The Union of Students in Ireland (USI) and Trinity College Dublin Students’ Union (TCDSU) have pledged their support for the strike of the nurses’ strike next week.
The Irish Nurses and Midwives Organisation (INMO) is set to strike on Wednesday, January 30th.
This evening, Trinity College Dublin Students’ Union’s (TCDSU) council voted to support the strike.
USI President Síona Cahill, told The University Times in an email statement that students “overwhelmingly support the issue”. “It’s about the movement’s fight for a fairer future in the Irish workplace, directly impacting a cohort of our graduates”, she said.
TCDSU President Shane de Rís also expressed support for the strike: “We will be coordinating our support for the INMO action with our nursing and midwifery students. We have been fighting for a fair wage and working conditions for student nurses and that lies at the heart of this strike action.”

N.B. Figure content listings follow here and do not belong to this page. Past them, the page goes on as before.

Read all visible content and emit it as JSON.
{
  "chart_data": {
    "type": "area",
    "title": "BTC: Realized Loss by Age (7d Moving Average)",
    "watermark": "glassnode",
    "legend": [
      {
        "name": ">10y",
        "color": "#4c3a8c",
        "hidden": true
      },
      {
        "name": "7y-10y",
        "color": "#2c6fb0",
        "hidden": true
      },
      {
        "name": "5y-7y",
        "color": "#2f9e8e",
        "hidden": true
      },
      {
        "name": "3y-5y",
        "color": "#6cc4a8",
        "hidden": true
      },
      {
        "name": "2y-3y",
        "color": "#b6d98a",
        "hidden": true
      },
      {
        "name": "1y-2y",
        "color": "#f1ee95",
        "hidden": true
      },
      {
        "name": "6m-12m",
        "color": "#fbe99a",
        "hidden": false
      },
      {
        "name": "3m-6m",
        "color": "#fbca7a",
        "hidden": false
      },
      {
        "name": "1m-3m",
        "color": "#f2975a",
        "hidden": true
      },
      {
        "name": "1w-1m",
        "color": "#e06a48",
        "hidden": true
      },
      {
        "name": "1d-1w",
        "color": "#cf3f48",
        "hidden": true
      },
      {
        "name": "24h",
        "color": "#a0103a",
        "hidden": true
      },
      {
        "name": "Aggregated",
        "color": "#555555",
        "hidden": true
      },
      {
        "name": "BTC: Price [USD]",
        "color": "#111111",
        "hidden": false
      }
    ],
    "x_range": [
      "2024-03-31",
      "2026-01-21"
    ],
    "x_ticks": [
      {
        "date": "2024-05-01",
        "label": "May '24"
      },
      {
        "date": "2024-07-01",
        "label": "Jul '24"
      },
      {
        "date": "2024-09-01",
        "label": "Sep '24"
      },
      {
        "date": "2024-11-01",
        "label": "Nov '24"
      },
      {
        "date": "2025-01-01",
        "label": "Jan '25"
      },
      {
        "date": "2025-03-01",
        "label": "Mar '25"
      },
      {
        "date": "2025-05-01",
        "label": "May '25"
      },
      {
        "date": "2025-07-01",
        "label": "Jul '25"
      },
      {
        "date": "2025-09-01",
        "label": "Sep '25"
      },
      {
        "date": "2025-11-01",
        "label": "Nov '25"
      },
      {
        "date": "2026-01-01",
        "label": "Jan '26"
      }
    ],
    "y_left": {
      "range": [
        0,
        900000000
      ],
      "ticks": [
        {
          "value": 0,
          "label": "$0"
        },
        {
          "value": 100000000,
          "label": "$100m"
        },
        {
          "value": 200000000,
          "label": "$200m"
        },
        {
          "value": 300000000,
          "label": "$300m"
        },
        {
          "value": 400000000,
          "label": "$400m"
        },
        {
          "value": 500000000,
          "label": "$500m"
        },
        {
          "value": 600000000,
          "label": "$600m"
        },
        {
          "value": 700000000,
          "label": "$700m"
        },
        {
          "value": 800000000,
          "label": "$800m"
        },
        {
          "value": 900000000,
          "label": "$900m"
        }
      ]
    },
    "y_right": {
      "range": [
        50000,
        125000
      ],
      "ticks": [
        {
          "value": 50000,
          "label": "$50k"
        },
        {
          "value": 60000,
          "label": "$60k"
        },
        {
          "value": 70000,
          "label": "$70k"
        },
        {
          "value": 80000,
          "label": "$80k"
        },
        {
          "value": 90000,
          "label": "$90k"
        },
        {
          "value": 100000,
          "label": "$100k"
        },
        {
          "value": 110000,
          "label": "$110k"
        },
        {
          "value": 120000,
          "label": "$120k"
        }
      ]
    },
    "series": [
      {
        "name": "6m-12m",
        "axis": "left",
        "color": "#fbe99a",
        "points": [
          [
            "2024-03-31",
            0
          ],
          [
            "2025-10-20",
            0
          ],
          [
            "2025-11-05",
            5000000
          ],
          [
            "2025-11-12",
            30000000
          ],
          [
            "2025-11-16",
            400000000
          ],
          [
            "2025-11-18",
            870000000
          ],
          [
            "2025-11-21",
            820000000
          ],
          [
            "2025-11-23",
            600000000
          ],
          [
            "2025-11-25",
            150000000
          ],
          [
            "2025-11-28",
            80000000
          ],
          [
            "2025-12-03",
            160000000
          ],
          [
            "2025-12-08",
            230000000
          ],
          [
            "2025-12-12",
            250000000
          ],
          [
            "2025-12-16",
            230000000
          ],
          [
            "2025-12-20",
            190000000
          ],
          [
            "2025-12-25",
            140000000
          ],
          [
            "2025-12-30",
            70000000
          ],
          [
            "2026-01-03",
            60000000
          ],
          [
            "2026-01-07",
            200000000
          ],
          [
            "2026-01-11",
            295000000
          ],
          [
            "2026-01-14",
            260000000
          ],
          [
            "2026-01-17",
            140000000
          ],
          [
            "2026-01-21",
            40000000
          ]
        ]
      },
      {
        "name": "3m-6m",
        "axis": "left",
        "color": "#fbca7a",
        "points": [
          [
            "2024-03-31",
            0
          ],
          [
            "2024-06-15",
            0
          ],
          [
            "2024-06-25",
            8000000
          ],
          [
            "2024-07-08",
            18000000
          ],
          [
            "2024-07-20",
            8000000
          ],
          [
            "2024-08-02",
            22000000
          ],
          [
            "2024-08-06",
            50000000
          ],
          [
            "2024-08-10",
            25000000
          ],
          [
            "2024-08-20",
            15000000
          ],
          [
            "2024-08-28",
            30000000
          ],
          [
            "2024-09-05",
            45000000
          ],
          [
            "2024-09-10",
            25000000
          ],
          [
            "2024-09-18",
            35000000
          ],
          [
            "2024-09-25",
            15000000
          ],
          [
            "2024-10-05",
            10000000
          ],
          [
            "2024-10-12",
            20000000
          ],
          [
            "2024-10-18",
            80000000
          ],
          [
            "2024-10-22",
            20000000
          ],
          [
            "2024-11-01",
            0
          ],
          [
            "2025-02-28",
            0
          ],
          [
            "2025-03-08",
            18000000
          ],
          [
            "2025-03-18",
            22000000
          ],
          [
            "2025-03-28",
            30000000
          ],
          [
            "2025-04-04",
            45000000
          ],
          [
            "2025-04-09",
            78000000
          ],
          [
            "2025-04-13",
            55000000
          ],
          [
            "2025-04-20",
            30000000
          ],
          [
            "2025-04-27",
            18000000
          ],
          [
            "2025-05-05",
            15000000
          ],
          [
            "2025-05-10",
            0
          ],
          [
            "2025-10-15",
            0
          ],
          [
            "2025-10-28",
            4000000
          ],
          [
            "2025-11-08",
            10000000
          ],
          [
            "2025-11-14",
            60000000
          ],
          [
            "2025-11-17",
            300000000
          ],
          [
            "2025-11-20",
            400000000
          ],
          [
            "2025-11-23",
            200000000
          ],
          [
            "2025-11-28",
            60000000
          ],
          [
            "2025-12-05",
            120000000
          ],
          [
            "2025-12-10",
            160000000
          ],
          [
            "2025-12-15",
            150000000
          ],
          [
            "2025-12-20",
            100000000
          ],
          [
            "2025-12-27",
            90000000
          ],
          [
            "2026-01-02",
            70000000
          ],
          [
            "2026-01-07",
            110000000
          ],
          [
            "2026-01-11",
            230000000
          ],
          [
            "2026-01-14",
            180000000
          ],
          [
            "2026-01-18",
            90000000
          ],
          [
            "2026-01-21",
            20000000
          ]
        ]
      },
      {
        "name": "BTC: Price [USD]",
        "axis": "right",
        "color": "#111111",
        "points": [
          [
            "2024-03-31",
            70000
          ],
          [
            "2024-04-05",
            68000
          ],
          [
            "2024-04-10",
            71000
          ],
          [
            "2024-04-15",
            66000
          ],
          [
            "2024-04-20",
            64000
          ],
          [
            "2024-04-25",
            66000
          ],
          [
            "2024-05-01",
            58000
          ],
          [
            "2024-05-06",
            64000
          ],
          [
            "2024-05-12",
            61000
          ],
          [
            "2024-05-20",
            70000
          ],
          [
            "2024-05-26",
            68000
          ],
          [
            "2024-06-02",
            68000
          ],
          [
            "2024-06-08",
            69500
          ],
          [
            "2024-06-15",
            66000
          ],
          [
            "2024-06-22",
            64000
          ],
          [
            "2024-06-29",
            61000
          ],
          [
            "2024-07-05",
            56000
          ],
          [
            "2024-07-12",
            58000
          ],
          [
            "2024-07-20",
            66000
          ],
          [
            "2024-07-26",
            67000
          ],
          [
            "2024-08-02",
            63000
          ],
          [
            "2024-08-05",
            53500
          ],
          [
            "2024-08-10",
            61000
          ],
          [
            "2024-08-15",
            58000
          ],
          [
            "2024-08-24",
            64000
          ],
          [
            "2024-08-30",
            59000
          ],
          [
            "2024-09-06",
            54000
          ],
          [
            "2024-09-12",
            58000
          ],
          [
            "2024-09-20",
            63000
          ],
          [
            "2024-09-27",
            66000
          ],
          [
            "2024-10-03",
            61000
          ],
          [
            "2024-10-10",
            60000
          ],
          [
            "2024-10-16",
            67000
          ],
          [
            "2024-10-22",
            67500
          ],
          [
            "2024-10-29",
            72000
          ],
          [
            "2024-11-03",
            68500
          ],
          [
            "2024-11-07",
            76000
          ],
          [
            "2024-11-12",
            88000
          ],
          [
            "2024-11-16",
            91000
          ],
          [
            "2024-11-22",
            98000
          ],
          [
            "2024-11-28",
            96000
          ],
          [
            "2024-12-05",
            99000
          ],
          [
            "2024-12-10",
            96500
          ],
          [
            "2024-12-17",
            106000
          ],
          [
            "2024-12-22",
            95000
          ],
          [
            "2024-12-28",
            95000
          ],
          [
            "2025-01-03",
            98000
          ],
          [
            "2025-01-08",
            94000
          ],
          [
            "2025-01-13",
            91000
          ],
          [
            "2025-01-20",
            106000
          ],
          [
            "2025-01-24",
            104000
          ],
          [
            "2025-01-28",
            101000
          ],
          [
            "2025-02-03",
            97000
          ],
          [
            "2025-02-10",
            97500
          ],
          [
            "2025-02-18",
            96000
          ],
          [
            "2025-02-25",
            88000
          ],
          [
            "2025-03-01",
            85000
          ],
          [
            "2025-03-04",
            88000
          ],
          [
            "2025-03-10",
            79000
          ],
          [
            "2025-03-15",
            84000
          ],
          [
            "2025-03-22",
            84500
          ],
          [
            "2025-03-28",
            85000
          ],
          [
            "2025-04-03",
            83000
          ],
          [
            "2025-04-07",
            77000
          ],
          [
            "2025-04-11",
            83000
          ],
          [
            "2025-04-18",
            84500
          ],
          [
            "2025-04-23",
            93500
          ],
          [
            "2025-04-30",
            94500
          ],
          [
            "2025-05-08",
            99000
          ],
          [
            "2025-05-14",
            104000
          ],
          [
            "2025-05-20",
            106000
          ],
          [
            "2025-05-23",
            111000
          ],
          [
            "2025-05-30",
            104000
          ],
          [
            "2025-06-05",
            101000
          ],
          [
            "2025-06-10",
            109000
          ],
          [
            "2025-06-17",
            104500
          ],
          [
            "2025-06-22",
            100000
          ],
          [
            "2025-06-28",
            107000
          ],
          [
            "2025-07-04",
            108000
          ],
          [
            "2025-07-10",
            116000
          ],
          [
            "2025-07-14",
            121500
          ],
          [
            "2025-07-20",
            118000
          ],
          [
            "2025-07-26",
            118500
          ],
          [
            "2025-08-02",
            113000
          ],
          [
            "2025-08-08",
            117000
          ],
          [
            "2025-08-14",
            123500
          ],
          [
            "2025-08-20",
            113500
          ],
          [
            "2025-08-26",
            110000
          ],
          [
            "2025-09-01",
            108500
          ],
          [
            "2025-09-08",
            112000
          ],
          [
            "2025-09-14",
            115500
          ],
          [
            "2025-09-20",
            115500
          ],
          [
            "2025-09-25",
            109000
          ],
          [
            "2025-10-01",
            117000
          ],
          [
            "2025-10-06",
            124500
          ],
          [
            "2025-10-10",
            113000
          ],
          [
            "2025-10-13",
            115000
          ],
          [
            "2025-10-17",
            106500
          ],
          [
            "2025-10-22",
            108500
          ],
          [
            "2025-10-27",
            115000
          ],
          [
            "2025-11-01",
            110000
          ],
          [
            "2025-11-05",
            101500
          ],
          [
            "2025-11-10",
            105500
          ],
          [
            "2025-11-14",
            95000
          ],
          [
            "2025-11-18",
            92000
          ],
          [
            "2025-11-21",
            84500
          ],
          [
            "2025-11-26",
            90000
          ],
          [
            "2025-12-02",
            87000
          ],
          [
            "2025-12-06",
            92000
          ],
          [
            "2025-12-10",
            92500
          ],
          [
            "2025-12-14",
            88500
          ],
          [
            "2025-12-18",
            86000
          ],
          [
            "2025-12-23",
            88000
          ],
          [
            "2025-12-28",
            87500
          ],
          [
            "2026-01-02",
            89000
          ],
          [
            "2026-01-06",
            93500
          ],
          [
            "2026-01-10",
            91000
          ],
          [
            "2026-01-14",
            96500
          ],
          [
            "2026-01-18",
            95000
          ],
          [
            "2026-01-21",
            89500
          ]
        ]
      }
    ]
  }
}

Student nurses are not technically permitted to partake in the strike, Ida Lis, Nursing and Midwifery School Convenor for TCDSU and Chair of the Nursing and Midwifery Society told The University Times in an email statement. “We aren’t paid the threshold of pay warranted to be a “proper” HSE staff member”, she said.
However, Lis stated: “It is important that student nurses support the campaign because we understand and witness the stress and pressure students are put under. We also need to support the campaign on the grounds of solidarity with our predecessors, our mentors. To not support it would undermine the work they do and the purpose of the strike.”
Third-year Trinity nursing student Megan O’Connor outlined the issues that have been facing student nurses, in an email statement to The University Times. “We need better staffed wards and a pay restoration to bring us in line with similarly qualified professionals. The fact that we get paid so much less for doing similar jobs to that of occupational therapists and physiotherapists is incredibly disheartening”, she said.
Lis said that the strike “is not is not simply about the pay rise”. “It is about pay restoration to match the pay of other health professionals, who like us, obtain a four year degree.”
Student nurses have been vocal about their concerns. Cahill stated that “students’ unions have been increasingly approached by student nurses who are worried about their future and are refusing to stay silent”. She called the high levels of stress experienced by nursing students as “extremely worrying” and expressed her intention to begin “pursuing improvements to these conditions as a national union”.
Around 37,000 members of the the INMO will stage six 24-hour strikes beginning January 30th, which the union is calling “the most serious strike our country’s health service has seen”. This comes after 95 per cent of INMO members voted to support the action before Christmas. Nurses are fighting for a 12 per cent pay rise to bring them in line with other health professionals.